François Morellet: Ihre Frage habe ich mir natürlich auch schon gestellt. Das Desinteresse der Franzosen bezieht sich meiner Meinung nach auf die gesamte konstruktive, systematische und insbesondere die konkrete Kunst. Das ist umso erstaunlicher, da bis zum 19. Jahrhundert eine gewisse Vorliebe für konstruktive Strenge eine „ausgesprochen französische“ Spezialität gewesen zu sein scheint. Jean Fouquet, Georges de La Tour, Nicolas Poussin, Philippe de Champaigne, Ingres und andere waren nicht Vorläufer der Romantik, des Expressionismus, des Impressionismus, des Surrealismus oder sonstiger Mystizismen. Ihre Enkel im 20. Jahrhundert wären eher Leute wie Mondrian, van Doesburg, Vordemberge-Gildewart, Bill oder Lohse gewesen, die man in Frankreich unterschätzt. Es wäre an den klugen Kunsthistorikern herauszufinden, warum…
 
Gerda Ridler: Sie mögen Wortspiele. Sie haben einmal gesagt, dass Wörter dazu gemacht sind, dass man mit ihnen spielt. Ihre Arbeiten tragen immer Titel. Das ist sehr ungewöhnlich für einen geometrisch-abstrakt arbeitenden Künstler. Oftmals entfalten die Werktitel dem Betrachter ganz neue Dimensionen. Ich denke hier zum Beispiel an die Serie „La géométrie dans les spasmes“ [Die Geometrie im Raum (l’espace) bzw. in den Zuckungen (les spasmes)]. Liest man die Titel, offenbart sich plötzlich ein „geometrisches Kamasutra“.
 
François Morellet: Mein Interesse oder vielmehr meine obsessive Liebe für das Wortspiel beherrscht meine Sprache, meine Träume und meine Alpträume. Die Titel waren nicht von Anfang an „kontaminiert“. 1951 habe ich beschlossen, künftig jedem Werk einen Titel zu geben, gewissermaßen die Formel des zugrunde liegenden Systems, zum Beispiel „4 doubles trames traits minces 0° – 22°5 – 45° – 67°5“ [4 doppelte Raster dünne Striche]. Das erschien mir neutral, klar, sympathisch und ermöglichte es im Prinzip, das Werk noch einmal neu zu machen.

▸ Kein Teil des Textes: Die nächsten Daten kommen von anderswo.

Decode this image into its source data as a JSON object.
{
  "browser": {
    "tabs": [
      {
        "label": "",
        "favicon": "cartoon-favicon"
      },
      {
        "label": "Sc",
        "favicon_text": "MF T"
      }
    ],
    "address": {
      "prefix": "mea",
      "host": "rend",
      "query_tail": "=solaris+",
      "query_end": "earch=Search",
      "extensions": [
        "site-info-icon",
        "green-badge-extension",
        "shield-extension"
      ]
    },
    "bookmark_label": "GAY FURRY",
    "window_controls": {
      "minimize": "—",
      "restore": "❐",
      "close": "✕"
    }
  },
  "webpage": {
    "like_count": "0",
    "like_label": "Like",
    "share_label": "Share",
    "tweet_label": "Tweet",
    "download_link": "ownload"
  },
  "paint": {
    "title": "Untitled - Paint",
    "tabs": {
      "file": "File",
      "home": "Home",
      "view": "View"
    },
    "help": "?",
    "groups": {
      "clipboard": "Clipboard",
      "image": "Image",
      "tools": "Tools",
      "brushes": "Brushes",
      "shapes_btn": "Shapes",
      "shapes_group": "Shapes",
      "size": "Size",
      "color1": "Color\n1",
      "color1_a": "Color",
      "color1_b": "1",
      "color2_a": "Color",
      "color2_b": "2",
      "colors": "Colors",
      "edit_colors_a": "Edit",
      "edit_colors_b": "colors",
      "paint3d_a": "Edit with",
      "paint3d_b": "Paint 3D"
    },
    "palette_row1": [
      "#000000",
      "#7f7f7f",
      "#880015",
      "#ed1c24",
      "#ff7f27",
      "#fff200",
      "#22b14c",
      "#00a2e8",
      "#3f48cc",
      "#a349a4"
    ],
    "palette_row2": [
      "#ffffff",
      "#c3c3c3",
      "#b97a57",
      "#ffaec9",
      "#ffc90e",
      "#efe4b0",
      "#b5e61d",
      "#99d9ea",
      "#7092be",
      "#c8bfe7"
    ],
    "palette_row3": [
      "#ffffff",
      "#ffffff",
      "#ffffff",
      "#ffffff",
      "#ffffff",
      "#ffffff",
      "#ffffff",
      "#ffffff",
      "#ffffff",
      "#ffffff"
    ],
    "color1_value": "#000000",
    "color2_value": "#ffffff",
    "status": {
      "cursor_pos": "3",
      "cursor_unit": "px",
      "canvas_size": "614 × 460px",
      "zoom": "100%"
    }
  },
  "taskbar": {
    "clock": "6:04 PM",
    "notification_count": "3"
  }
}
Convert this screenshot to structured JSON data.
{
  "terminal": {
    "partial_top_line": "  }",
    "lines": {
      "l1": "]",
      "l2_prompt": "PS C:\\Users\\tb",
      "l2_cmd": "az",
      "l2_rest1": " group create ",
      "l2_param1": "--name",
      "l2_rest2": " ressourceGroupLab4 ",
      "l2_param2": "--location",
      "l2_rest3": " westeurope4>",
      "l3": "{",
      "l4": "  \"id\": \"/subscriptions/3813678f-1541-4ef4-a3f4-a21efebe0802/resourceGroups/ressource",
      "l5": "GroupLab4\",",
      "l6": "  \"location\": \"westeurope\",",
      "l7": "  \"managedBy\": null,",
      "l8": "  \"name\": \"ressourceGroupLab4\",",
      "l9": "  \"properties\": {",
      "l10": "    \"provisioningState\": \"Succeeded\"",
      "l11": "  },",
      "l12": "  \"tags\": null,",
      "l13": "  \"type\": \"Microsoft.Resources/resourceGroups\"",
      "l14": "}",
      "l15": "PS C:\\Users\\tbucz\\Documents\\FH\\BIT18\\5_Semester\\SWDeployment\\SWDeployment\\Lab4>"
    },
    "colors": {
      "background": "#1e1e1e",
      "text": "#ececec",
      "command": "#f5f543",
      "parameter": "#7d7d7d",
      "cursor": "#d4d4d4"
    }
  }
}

Doch nach und nach kam mir das seriös, didaktisch, langweilig vor. Um nun vor allem dieser Seriosität, die ich ablehne, aus dem Wege zu gehen, habe ich generell mit Worten gespielt:
„désintégration architecturale“ (anstelle von „d’intégration“), „Géométrie dans les spasmes“ (anstelle von „dans l’espace“) oder im Englischen „neonly“ (anstelle von „only neon“) oder im Anglo-Französischen „Géométree“ (anstelle von „géométrie), „Balance-war“ (anstelle von „balançoire“). Ich habe auch mit abwertenden Titeln gespielt, wie sie einem böswilligen Betrachter einfallen könnten: „Relâche“, „Défiguration“, „Raté“, „Lamentable“. Im Englischen sind mir zwei Palindrome gelungen: „no end neon“ und „senile lines“. Das Ärgerliche an meinen Wortspielen ist, dass sie schon in Frankreich und England schwer zu verstehen sind, in Deutschland versteht man sie vermutlich gar nicht.
 
Gerda Ridler: Welche Bedeutung hat Marcel Duchamp für Sie? Sie haben ihn ja auch persönlich kennengelernt. Hat er Sie zu Ihrer Neigung und Ihrer Lust am Sprachspiel und an der Provokation inspiriert?
 
François Morellet: Marcel Duchamp hat für mich wie für viele andere eine große Bedeutung gehabt. Ich bin ihm begegnet, er war elegant, charmant und auch ein kluger Stratege. Man sollte allerdings nicht vergessen, dass auch andere zur Dada-Familie gehörten wie Picabia, Arp, Man Ray, Schwitters und natürlich ihr gemeinsamer Vater Alphonse Allais, der, neben anderen Einfällen, seine Monochrome bereits auf dem „Salon des Arts incohérents“ von 1883 und 1884 ausgestellt hat.
 
Gerda Ridler: Bei unserem Besuch in Cholet haben wir uns über die Preissteigerung bei Kunstwerken unterhalten. Dabei erwähnten Sie, dass man in Paris eine Wohnung für „4 Stückchen Künstler-Scheiße“ kaufen kann …
 
François Morellet: Ja, wir haben davon gesprochen, wie verrückt die Preise für Kunstwerke geworden sind. Meine Preise scheinen mir im Vergleich zu denen manch anderer nicht so sehr gestiegen zu sein. Wir haben von den Manzoni-Dosen gesprochen, die sich für 100.000 € verkaufen lassen. Da wir im Austausch mit Manzoni in den Besitz von 2 Dosen gekommen sind, habe ich gesagt, mit 2 weiteren Dosen hätte ich in Paris eine Wohnung kaufen können!
 
Gerda Ridler: Sie haben viele Projekte im Außenraum realisiert. Wollen Sie mit ihren Kunst-am-Bau-Projekten die Architektur „kitzeln“?
 
François Morellet: Genau wie Sie denke ich, dass die Architekten sich sehr gut alleine Freude bereiten können. Aber um sich zum Lachen zu bringen, brauchen sie eine andere Person, die sie kitzelt. Ich biete mich ihnen als diese andere Person an, die dann eine Kleinigkeit, eine kleine Attrappe, anbringt, um ihre Architektur ein wenig zum Lächeln zu bringen.
 
Gerda Ridler: Stimmt es, dass Sie die Architekten für die Kriminellen der Kunst halten? Wenn ja, sind Ihre Kunst-am-Bau-Projekte Kavaliersdelikte?
 
François Morellet: Wie habe ich etwas so Exzessives über einen ehrenwerten Beruf sagen können, der sich von dem meinen derart unterscheidet?!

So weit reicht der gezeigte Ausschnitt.